AP2: Authorization Protocol

How AP2 mandates control what agents can spend and when humans need to approve.

AP2 adds authorization scoping to agent payments. While x402 handles the settlement mechanics, AP2 answers the question: "Is this agent allowed to make this payment?"

Three mandate types control spending at different levels of autonomy.

Intent Mandates

Autonomous spending within limits. The agent operates freely within the mandate's constraints.

"I authorize this agent to spend up to 5 USDC/day on weather APIs."
  • Set by the agent's owner (human or organization) via the PincerPay dashboard
  • Enforced at three layers: client-side by the SDK, server-side by the facilitator (per-transaction and daily limits), and on-chain via Squads SPN spending limits
  • Suitable for routine, low-value transactions

This is the most common mandate type. When you configure spending policies in the Agent SDK, you're creating Intent Mandates.

Cart Mandates

Human-in-the-loop approval for specific purchases. The agent proposes a transaction, a human approves or rejects.

Agent: "I want to buy a $50 dataset from DataCorp."
Human: [Approve] [Reject]
  • Used for high-value or unusual transactions
  • Maps naturally to n8n's human-in-the-loop and AI SDK's needsApproval
  • The human sees what, how much, and who before funds move

Payment Mandates

Execution-level authorization. A signed instruction that the facilitator validates before broadcasting.
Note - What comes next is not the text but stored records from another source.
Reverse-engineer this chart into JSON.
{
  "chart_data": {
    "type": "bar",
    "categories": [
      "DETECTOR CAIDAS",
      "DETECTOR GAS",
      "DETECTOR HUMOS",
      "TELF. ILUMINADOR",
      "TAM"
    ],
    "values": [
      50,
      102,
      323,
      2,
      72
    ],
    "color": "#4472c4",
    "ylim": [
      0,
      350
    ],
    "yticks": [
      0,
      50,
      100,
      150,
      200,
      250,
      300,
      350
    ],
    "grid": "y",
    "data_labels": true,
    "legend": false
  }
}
  • Created after Intent or Cart approval
  • Contains the exact transaction parameters
  • Single-use, time-bounded, amount-specific

Double-Lock Enforcement

PincerPay's "Double-Lock" combines x402 and AP2: the facilitator only broadcasts a transaction if both the x402 payment is valid and the AP2 mandate authorizes it. This prevents agents from spending outside their approved scope, even if they hold sufficient funds.